First up is game theory—the science of how decisions are made. A classic example of game theory is the prisoner’s dilemma, a hypothetical scenario in which the police capture and interrogate two bank robbers. They present each robber with the option to either betray their partner or remain silent. The optimal outcome is that both robbers remain silent, yielding a light sentence for both. If one betrays the other, they avoid prison time completely while their partner gets a long sentence; however, if they betray each other, they both end up with moderate sentences. Thus, while cooperation is optimal, the individual incentive for each robber is to defect in order to avoid the worst outcome and have a chance at the best.

Climate change is a similar issue. The best outcome for one nation is to freeride on the climate progress of others so they get all the benefits without incurring any cost; the worst is to undertake big climate burdens when no one else does, resulting in significant costs but no climate benefits. From a negotiation perspective, something more is needed to overcome this challenge than the assumption that nations will undertake climate commitments as a matter of goodwill.

The second issue is that the relative costs and benefits of climate action don’t favor all parties equally. Even though clean energy is cheap (as explained in other pieces), it’s not a perfect substitute for fossil fuels. For power-hungry and coal-rich nations like China, the cheapest path is to keep burning lots of carbon-intensive coal. For wealthier nations like those in Europe that rely on imported energy sources, clean energy has comparatively more economic benefit. The energy security benefit is appealing to Europe and partially explains their willingness to focus on quitting fossil fuels (for which they are especially reliant on Russia).

Climate change doesn’t have the same impact everywhere. Some low-lying island nations live with the existential threat of rising sea levels. Other nations, like Russia, prefer higher temperatures that may improve the productivity of land in cold regions. This shows that while some nations may not benefit significantly from climate action, others have no incentive to accept any deal short of one that effectively halts climate change. As a result, it’s exceedingly difficult to get interests to align on this issue.
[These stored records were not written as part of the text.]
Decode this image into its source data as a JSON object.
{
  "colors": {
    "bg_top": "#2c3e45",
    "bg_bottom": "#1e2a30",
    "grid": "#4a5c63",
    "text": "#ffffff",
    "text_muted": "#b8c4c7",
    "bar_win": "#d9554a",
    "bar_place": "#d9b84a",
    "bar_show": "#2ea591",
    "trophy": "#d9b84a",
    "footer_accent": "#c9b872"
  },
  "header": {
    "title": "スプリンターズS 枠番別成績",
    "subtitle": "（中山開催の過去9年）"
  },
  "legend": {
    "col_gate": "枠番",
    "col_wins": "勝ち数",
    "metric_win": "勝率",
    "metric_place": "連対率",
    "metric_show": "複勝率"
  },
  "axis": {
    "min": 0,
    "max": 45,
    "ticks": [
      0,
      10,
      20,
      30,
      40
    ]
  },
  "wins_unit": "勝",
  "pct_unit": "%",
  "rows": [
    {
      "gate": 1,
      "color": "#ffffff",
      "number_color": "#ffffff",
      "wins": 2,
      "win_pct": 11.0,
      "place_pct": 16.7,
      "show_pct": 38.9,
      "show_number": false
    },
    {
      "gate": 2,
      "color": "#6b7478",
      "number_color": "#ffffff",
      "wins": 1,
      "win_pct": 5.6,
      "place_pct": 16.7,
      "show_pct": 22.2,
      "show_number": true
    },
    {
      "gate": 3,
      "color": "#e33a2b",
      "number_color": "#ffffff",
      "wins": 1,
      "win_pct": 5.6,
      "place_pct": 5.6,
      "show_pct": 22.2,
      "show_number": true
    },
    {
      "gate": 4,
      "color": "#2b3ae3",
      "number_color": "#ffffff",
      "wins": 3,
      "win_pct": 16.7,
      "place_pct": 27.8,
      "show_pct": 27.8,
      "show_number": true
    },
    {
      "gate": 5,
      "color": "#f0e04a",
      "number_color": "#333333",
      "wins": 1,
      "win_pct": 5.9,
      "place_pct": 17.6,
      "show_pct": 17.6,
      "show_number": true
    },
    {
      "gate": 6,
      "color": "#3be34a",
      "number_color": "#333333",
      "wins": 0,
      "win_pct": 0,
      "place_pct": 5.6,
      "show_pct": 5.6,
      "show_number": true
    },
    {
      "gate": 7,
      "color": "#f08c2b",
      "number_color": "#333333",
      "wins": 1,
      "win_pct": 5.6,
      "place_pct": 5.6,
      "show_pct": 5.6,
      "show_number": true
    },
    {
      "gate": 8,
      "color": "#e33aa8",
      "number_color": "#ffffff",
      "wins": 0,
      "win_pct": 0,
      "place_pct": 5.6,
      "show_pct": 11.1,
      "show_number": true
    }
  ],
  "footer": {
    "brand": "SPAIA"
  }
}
The nations that care the most have the least ability to effect change, while the biggest emitters may not see much value in curbing emissions.

It’s outside the scope of this piece to explain exactly what should be done about it; however, it’s important to understand that the climate negotiation dynamics are so hard to overcome that it’s unlikely there will ever be a global deal that satisfies all participants. It may be possible to overcome these challenges by tying climate goals to other issues (e.g., trade deals), and some have suggested the United States should push for such a strategy owing to the country’s “carbon advantage” and Europe’s new Carbon Border Adjustment Mechanism. But the 1990s vision of a global limit on greenhouse gas emissions (à la the KP) is unlikely to occur anytime soon.

Ultimately, every nation weighs different costs and benefits from climate action. This, combined with the issue’s global nature, makes it extremely hard to align interests to the point of garnering an agreement. It’s why the PA focuses on voluntary contributions rather than set targets. The difficulty in achieving consensus also explains why it’s so important for climate treaties to be negotiated better, and particularly in a way that can endure political shifts—something past efforts have fallen short on.